After a code change to hub/, to deploy:

  1. Commit + push the code: cd /e/git/felhom.eu && git add -A && git commit -m "<msg>" && git push
  2. Build + push the image (build script lives on the build server, not in this repo): $SSH kisfenyo@192.168.0.180 "cd ~/build/felhom-hub && ./build.sh <NEW_VERSION> --push" (pulls latest from Gitea, builds version into main.Version via ldflags, pushes gitea.dooplex.hu/admin/felhom-hub:<VER>). Pin <VER>; don't rely on :latest.
  3. Bump the manifest: set the image: tag in manifests/hub.yaml to :<NEW_VERSION>, commit to main, push. The felhom app now shows OutOfSync.
  4. Sync: ArgoCD UI → app felhomSync, or $SSH kisfenyo@192.168.0.180 "argocd app sync felhom" (argocd CLI v3.2.1 at /usr/local/bin).
  5. Verify: $SSH kisfenyo@192.168.0.180 "sudo kubectl get deploy -n felhom-system hub -o jsonpath='{.spec.template.spec.containers[0].image}'; echo; sudo kubectl logs -n felhom-system -l app=hub --tail 10" (expect the new tag + [INFO] felhom-hub <VERSION> starting).

A bare kubectl set image would be reverted on the next sync (the manifest is the truth) — always go through manifests/hub.yaml. The live image can lag the CHANGELOG when version bumps were committed but step 3/4 was never done; reconcile via the manifest, not by assuming the changelog reflects what's running.

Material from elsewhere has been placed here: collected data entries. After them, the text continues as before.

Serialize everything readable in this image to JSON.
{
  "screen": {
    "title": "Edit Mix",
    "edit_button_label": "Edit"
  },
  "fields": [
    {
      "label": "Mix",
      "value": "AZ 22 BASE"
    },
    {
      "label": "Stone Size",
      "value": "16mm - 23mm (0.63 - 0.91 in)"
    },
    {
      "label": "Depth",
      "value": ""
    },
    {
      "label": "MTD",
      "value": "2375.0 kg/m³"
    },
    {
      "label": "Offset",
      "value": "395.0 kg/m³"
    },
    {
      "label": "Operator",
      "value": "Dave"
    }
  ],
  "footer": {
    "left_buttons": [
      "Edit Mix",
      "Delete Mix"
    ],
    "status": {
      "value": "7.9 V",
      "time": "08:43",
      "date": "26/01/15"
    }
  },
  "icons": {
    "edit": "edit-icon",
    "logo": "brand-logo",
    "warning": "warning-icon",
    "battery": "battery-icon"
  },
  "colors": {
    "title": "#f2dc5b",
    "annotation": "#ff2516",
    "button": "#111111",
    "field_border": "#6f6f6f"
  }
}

Build & deploy — Website / Manifests

  • Website auto-deploys via git-sync; just push to main (live in 12 min). Emergency edits: FileBrowser at https://files.felhom.eu.
  • Manifests (manifests/) are GitOps via the felhom ArgoCD app — commit to main, then sync (auto-sync is off): UI Sync or argocd app sync felhom. Do not kubectl apply them directly (a later sync reverts drift; the manifest in git is the truth).

Key patterns

  • Hub ingests host-reports from agents (POST /api/v1/host-report, Bearer per-host) and legacy controller reports (POST /api/v1/report). The host-report received_at is the dead-man's-switch liveness signal.
  • Status logic: OK (report < 30m), WARN (30m1h or health=warn), DOWN (> 1h or health=fail).
  • SQLite timestamps vary in format — use parseSQLiteTime().
  • Dashboard/detail auto-refresh every 60s via <meta http-equiv="refresh">. Geo-restricted to Hungary via nginx ingress annotation.

File encoding

All website/ HTML is UTF-8 with BOM — preserve it. Hub Go source is standard UTF-8 (no BOM).